Comparison of AI Models and Methods for Infilling Hydrological Time Series Data
More Info
expand_more
Abstract
Monitoring and modelling water systems and potential interventions help to manage water more effectively. However, due to defects and operational failures in sensors, the reliability of monitoring and modelling is affected by incomplete data. Because traditional statistical methods are often ineffective in infilling large and multivariate gaps, several machine learning (ML) techniques have been explored. However, a comprehensive overview of ML techniques and their performance across different methods and hydrologic regimes is missing. Therefore, this thesis project tackles the question: What ML approach(es) are most suitable for infilling gaps in hydrological time series in The Netherlands?

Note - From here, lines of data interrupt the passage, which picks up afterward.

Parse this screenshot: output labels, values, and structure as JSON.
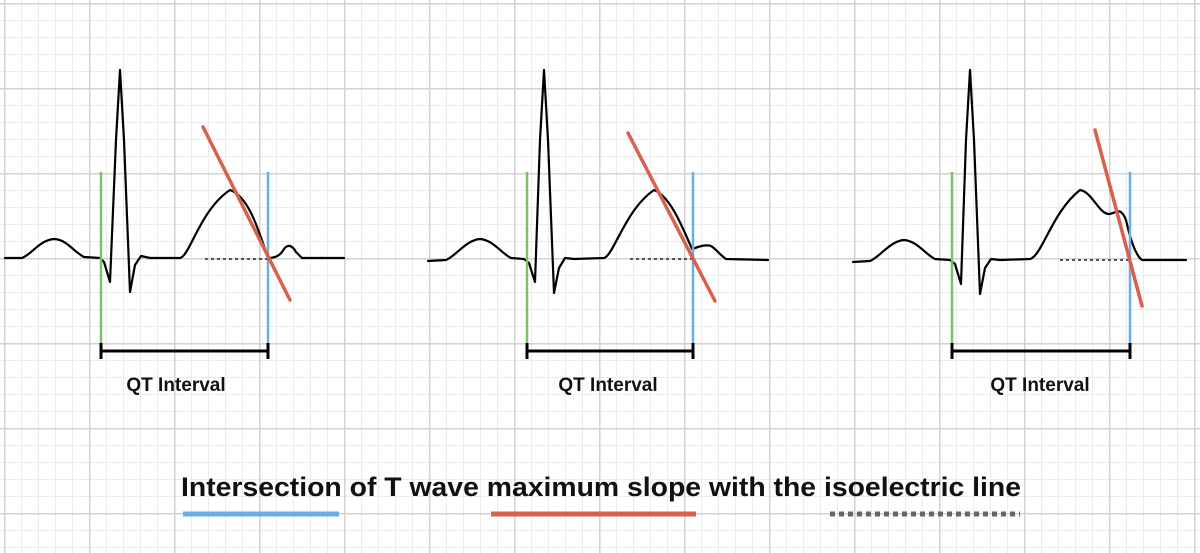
{
  "panels": [
    {
      "label": "QT Interval",
      "variant": "normal"
    },
    {
      "label": "QT Interval",
      "variant": "u-wave-merged"
    },
    {
      "label": "QT Interval",
      "variant": "notched-t-wave"
    }
  ],
  "footer": {
    "caption": "Intersection of T wave maximum slope with the isoelectric line",
    "key_lines": [
      "end-of-qt-marker",
      "maximum-slope-tangent",
      "isoelectric-line"
    ]
  },
  "colors": {
    "ecg_trace": "#000000",
    "qrs_onset_line": "#7cc06a",
    "t_wave_end_line": "#6aaee6",
    "tangent_line": "#d9604c",
    "isoelectric_line": "#555555",
    "grid_major": "#d2d2d2",
    "grid_minor": "#ececec"
  }
}
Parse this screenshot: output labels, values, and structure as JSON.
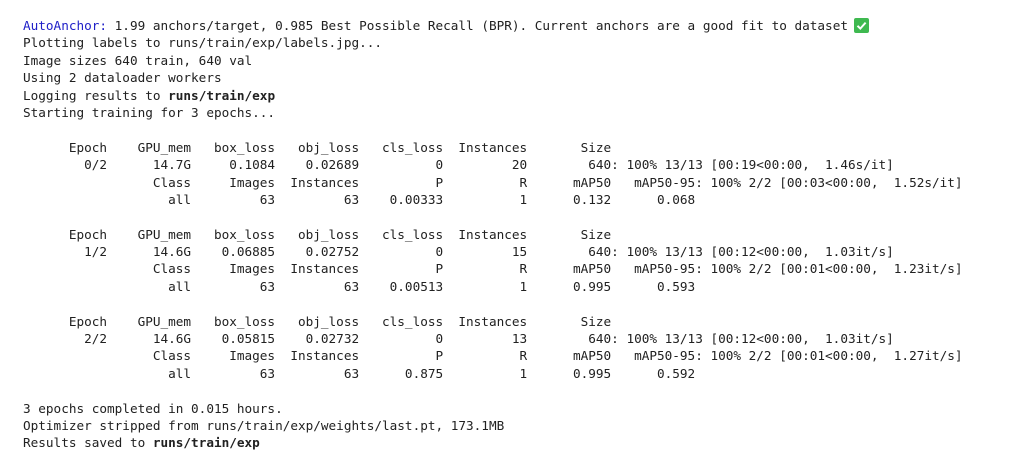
{
  "anchor": {
    "label": "AutoAnchor:",
    "text": "1.99 anchors/target, 0.985 Best Possible Recall (BPR). Current anchors are a good fit to dataset"
  },
  "lines": [
    "Plotting labels to runs/train/exp/labels.jpg...",
    "Image sizes 640 train, 640 val",
    "Using 2 dataloader workers"
  ],
  "logging": {
    "text": "Logging results to",
    "path": "runs/train/exp"
  },
  "starting": "Starting training for 3 epochs...",
  "epochs": [
    {
      "rows": [
        "      Epoch    GPU_mem   box_loss   obj_loss   cls_loss  Instances       Size",
        "        0/2      14.7G     0.1084    0.02689          0         20        640: 100% 13/13 [00:19<00:00,  1.46s/it]",
        "                 Class     Images  Instances          P          R      mAP50   mAP50-95: 100% 2/2 [00:03<00:00,  1.52s/it]",
        "                   all         63         63    0.00333          1      0.132      0.068"
      ]
    },
    {
      "rows": [
        "      Epoch    GPU_mem   box_loss   obj_loss   cls_loss  Instances       Size",
        "        1/2      14.6G    0.06885    0.02752          0         15        640: 100% 13/13 [00:12<00:00,  1.03it/s]",
        "                 Class     Images  Instances          P          R      mAP50   mAP50-95: 100% 2/2 [00:01<00:00,  1.23it/s]",
        "                   all         63         63    0.00513          1      0.995      0.593"
      ]
    },
    {
      "rows": [
        "      Epoch    GPU_mem   box_loss   obj_loss   cls_loss  Instances       Size",
        "        2/2      14.6G    0.05815    0.02732          0         13        640: 100% 13/13 [00:12<00:00,  1.03it/s]",
        "                 Class     Images  Instances          P          R      mAP50   mAP50-95: 100% 2/2 [00:01<00:00,  1.27it/s]",
        "                   all         63         63      0.875          1      0.995      0.592"
      ]
    }
  ],
  "completed": "3 epochs completed in 0.015 hours.",
  "optimizer": "Optimizer stripped from runs/train/exp/weights/last.pt, 173.1MB",
  "results": {
    "text": "Results saved to",
    "path": "runs/train/exp"
  }
}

This thesis evaluates ML models and their behaviour with different methods and hydrologic regimes. This study will help to understand the generalisability of the ML models, while also enabling improvements in (urban) water management. In this thesis, a multicriteria analysis (MCA) was used to assess a wide range of ML models. Next, during two case studies, a subset of these models were applied to infill gaps in groundwater, sewage water and surface water levels using the intra-station and inter-station methods.
In the MCA, it was found that Support Vector Regressor (SVR), Random Forest (RF), Gradient Boosting Trees (GBT), Multilayer Perceptron (MLP), Self-Organising Map (SOM) and Long-Short Term Memory (LSTM) were sufficiently suitable.
In the first case study, the use of these models with the intra-station approach led to mixed results for infilling small artificial gaps. Generally, acceptable MSE scores were achieved but poor NSE and KGE scores implied limited scalability.
The second case study showed more promising results with the inter-station method on an artificial gap of seven months. This method proved to be more scalable as all metrics indicated acceptable performance.
In the end, it was concluded that both the RF and GBT models performed most robustly. The MLP and LSTM models showed great potential but suffered from inconsistency, potentially caused by too little training data. It was also found that the inter-station method proved more scalable as compared to the intra-station approach. Furthermore, it was found that success is dependent upon conditions of the hydrologic regime such as human intervention.